REPUBLIKA.CO.ID, GOWA -- Pemerintah Kabupaten Gowa, Sulawesi Selatan, melaporkan enam orang dinyatakan meninggal dunia saat bencana banjir dan tanah longsor akibat meluapnya air sungai Jeneberang di Bendungan Bili-bili. Tingginya permukaan air di Bendungan Bili-bili, memaksa Pemkab Gowa membuka pintu air.
"Kita berduka cita atas adanya korban meninggal dalam musibah bencana alam ini. Kita terus berupaya melakuan evakuasi dan membantu warga yang terdampak banjir," ujar Bupati Gowa Adnan Purichta Ichsan di Gowa, Selasa (22/1).
Adnan mengatakan, tingginya elevasi air di bendungan Bili-bili yang mencapai angka di atas 101,36 meter itu membuat pengelola waduk harus membuka pintu air. Ia mengatakan dampak langsung dari dibukanya pintu air adalah terjadinya banjir khususnya di dataran rendah. Pembukaan pintu air dilakukan supaya bendungan tidak jebol akibat semakin tingginya elevasi air.
"Tidak ada jalan lain kecuali membuka pintu air karena kalau tidak dibuka membahayakan bendungan itu sendiri. Ketika pintu air dibuka, air langsung meluap dan merendam rumah warga," katanya.
Berdasarkan laporan yang diterima dari anggotanya di lapangan sebanyak enam orang di laporkan meninggal dunia. Ada yang meninggal karena tersengat listrik, ada juga karena tertimbun longsoran. Keenam korban meninggal yakni, seorang bocah Akram Al Yusran (3), warga Pangkabinanga, Rizal Lisantrio (48) warga BTN Batara Mawang karena tersengat listrik, Sarifuddin Dg Baji, serta seorang bayi yang belum teridentifikasi. Kemudian dua korban longsor lainnya juga belum teridentifikasi.

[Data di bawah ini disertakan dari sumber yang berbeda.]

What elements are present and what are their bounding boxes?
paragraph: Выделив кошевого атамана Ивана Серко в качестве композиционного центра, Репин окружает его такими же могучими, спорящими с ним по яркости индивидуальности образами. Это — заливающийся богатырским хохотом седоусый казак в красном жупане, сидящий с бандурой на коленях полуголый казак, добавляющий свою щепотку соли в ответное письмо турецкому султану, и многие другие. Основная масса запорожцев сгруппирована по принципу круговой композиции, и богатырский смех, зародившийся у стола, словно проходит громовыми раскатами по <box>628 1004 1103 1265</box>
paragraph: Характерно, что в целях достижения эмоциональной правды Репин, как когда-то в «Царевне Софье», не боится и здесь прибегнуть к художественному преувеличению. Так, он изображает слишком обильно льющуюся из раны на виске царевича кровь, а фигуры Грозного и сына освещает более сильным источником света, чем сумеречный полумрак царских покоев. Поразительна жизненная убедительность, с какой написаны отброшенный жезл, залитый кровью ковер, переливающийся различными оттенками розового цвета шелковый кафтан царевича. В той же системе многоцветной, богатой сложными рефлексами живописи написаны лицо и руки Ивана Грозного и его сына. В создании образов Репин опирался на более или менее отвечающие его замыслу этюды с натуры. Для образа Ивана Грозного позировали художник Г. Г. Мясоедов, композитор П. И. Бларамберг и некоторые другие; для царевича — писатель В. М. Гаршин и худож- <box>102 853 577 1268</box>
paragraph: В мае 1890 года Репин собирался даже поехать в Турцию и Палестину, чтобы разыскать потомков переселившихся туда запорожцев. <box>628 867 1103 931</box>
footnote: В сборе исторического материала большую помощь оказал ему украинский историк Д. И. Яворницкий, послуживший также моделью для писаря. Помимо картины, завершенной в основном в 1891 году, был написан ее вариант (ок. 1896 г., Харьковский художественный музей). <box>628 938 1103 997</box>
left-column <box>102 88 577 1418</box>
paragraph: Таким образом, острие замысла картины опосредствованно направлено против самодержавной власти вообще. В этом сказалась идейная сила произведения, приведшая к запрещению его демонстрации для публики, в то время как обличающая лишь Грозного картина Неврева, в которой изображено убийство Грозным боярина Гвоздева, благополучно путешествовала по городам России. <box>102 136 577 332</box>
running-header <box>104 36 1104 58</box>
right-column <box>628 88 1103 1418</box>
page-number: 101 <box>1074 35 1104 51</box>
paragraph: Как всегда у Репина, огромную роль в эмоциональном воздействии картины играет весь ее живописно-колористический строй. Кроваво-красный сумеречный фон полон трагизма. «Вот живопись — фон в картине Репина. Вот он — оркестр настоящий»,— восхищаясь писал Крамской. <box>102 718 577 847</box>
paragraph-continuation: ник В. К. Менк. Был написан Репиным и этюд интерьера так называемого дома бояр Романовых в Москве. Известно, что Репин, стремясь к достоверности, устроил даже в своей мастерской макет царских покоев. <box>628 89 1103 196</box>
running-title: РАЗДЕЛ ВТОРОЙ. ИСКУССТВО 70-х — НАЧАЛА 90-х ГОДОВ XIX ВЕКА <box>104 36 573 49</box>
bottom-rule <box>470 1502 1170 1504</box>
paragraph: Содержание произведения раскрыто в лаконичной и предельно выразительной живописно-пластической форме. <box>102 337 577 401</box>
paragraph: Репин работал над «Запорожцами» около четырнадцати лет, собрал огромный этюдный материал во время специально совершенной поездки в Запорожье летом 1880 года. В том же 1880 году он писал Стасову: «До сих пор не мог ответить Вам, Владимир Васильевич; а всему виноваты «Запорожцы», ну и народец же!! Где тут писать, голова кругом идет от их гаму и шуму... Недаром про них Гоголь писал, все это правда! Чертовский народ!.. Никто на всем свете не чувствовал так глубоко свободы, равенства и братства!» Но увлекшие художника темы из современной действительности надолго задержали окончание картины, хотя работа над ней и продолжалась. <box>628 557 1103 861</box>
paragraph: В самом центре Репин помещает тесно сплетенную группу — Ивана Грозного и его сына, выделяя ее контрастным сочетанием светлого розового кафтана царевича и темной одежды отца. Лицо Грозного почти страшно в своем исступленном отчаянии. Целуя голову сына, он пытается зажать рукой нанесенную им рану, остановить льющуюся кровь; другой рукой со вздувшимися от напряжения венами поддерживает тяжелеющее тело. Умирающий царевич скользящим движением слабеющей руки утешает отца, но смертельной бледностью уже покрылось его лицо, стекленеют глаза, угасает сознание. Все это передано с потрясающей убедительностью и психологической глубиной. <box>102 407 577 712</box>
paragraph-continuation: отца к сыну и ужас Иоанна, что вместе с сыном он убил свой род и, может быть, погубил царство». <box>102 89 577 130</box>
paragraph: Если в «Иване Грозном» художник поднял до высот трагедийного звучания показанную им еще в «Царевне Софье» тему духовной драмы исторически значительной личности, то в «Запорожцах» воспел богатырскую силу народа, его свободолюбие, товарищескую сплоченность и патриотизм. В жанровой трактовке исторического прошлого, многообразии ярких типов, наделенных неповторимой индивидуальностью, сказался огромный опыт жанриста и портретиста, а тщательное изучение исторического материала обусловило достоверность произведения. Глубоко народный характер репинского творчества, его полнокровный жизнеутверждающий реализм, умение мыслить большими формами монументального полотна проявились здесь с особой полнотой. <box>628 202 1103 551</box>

Selain enam korban meninggal karena banjir, empat warga lainnya juga dinyatakan mengalami luka-luka serta 10 orang lainnya hilang atau belum ditemukan oleh pihak keluarganya masing-masing. Adnan menambahkan, dalam musibah itu, empat jembatan penghubung dinyatakan terputus. Satu diantaranya adalah jembatan Bongaya.